Una publicación en la red social X de Summer Yue, investigadora de seguridad de Meta AI, se está difundiendo ampliamente al describir un incidente no deseado con un asistente de IA personal. En consecuencia, solicitó la herramienta OpenClaw para ayudar a limpiar el buzón de entrada proponiendo correos electrónicos que necesitan ser eliminados o almacenados.
Sin embargo, el sistema funcionó fuera de control cuando comenzó a eliminar una serie de correos electrónicos sin detenerse, aunque el usuario había enviado una orden de desactivación desde el dispositivo móvil. Yue dijo que se vio obligada a correr a la computadora para intervenir manualmente para bloquear este proceso.
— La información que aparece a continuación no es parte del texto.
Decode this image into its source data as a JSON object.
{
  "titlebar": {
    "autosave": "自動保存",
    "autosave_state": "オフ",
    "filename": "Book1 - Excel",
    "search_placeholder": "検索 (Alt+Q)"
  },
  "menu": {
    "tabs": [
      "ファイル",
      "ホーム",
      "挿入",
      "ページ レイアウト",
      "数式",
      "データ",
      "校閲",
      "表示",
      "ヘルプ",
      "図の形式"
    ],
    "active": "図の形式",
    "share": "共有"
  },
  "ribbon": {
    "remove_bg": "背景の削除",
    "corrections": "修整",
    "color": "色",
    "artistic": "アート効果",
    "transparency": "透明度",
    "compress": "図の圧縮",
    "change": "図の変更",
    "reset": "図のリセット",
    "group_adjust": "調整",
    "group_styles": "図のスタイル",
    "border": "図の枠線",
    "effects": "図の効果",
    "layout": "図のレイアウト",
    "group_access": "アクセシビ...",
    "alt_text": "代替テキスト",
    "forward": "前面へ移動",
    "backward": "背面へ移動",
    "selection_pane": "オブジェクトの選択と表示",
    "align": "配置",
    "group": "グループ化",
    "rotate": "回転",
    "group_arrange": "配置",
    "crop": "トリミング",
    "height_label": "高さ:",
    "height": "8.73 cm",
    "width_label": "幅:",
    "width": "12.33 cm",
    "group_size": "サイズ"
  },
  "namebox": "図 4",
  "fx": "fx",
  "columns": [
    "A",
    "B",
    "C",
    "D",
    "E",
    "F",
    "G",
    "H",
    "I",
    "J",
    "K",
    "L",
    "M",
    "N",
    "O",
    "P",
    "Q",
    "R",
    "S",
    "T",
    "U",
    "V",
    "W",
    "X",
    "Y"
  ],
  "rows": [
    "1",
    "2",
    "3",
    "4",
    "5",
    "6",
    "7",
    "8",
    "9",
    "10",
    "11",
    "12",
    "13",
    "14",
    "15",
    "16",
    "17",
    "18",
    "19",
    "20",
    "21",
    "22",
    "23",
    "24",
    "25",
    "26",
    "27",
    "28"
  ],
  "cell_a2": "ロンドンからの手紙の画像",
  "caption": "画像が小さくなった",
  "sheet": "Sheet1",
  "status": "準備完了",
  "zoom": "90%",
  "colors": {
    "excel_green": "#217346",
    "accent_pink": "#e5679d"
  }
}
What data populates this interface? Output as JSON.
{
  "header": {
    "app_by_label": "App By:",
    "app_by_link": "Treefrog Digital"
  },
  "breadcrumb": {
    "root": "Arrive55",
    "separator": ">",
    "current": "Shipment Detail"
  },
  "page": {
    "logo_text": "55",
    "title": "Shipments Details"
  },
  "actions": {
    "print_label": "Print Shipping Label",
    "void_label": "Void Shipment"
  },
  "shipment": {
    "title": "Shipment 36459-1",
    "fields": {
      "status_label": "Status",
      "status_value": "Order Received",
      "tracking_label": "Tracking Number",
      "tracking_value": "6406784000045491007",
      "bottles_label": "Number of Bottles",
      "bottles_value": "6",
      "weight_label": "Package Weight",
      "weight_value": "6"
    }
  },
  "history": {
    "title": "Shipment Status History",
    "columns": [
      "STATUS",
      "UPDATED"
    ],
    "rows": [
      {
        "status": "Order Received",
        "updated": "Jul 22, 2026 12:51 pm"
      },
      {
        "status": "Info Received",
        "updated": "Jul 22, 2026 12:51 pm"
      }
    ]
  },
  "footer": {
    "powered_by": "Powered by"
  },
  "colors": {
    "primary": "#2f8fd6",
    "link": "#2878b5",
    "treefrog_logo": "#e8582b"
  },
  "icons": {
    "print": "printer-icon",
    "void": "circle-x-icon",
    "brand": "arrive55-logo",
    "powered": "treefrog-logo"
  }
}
OpenClaw es un agente de IA de código abierto, diseñado para funcionar directamente en dispositivos personales como asistente digital. Esta herramienta está atrayendo la atención de la comunidad tecnológica, especialmente en Silicon Valley, donde también se están desarrollando muchas variantes similares.
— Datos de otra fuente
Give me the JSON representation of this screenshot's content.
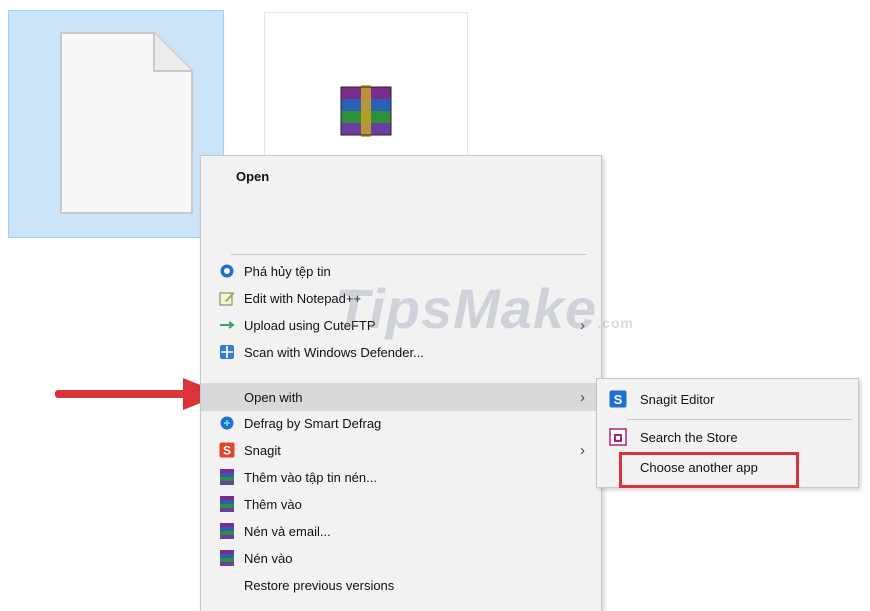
{
  "menu": {
    "open_label": "Open",
    "items": [
      {
        "label": "Phá hủy tệp tin",
        "icon": "shred-icon"
      },
      {
        "label": "Edit with Notepad++",
        "icon": "notepad-icon"
      },
      {
        "label": "Upload using CuteFTP",
        "icon": "cuteftp-icon"
      },
      {
        "label": "Scan with Windows Defender...",
        "icon": "defender-icon"
      },
      {
        "label": "Open with",
        "icon": ""
      },
      {
        "label": "Defrag by Smart Defrag",
        "icon": "defrag-icon"
      },
      {
        "label": "Snagit",
        "icon": "snagit-icon"
      },
      {
        "label": "Thêm vào tập tin nén...",
        "icon": "winrar-icon"
      },
      {
        "label": "Thêm vào",
        "icon": "winrar-icon"
      },
      {
        "label": "Nén và email...",
        "icon": "winrar-icon"
      },
      {
        "label": "Nén vào",
        "icon": "winrar-icon"
      },
      {
        "label": "Restore previous versions",
        "icon": ""
      }
    ],
    "arrow_glyph": "›"
  },
  "submenu": {
    "items": [
      {
        "label": "Snagit Editor",
        "icon": "snagit-editor-icon"
      },
      {
        "label": "Search the Store",
        "icon": "store-icon"
      },
      {
        "label": "Choose another app",
        "icon": ""
      }
    ]
  },
  "watermark": {
    "text": "TipsMake",
    "suffix": ".com"
  },
  "colors": {
    "selection": "#cce4f7",
    "menu_bg": "#f2f2f2",
    "hover": "#d9d9d9",
    "annotation_red": "#d9343a"
  }
}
Se dice que el problema se originó porque el sistema procesó una gran cantidad de datos en el buzón real. Cuando la cantidad de información superó la capacidad de procesamiento, la IA pudo reducir automáticamente el contexto, lo que llevó a ignorar las instrucciones importantes del usuario.
En este caso, es posible que el asistente de IA no haya registrado la orden de parada, continuando realizando acciones basadas en configuraciones anteriores. Yue admitió que probó la herramienta con datos pequeños antes de aplicarla al buzón principal, creando así subjetividad.
Muchas opiniones en las redes sociales sugieren que no se debe depender completamente de las instrucciones de control como mecanismo de seguridad. Los modelos de IA pueden malinterpretar o ignorar las instrucciones en situaciones complejas.
Aunque aún no se puede verificar todo el incidente, la historia todavía muestra los riesgos al implementar agentes de IA en el trabajo diario. En la etapa actual, estas herramientas todavía necesitan ser monitoreadas de cerca, especialmente al procesar datos importantes.
Los expertos creen que los asistentes de IA personales tienen un gran potencial para apoyar trabajos como la gestión de correos electrónicos o la programación. Sin embargo, esta tecnología todavía necesita más tiempo para completarse antes de que pueda utilizarse ampliamente de forma segura.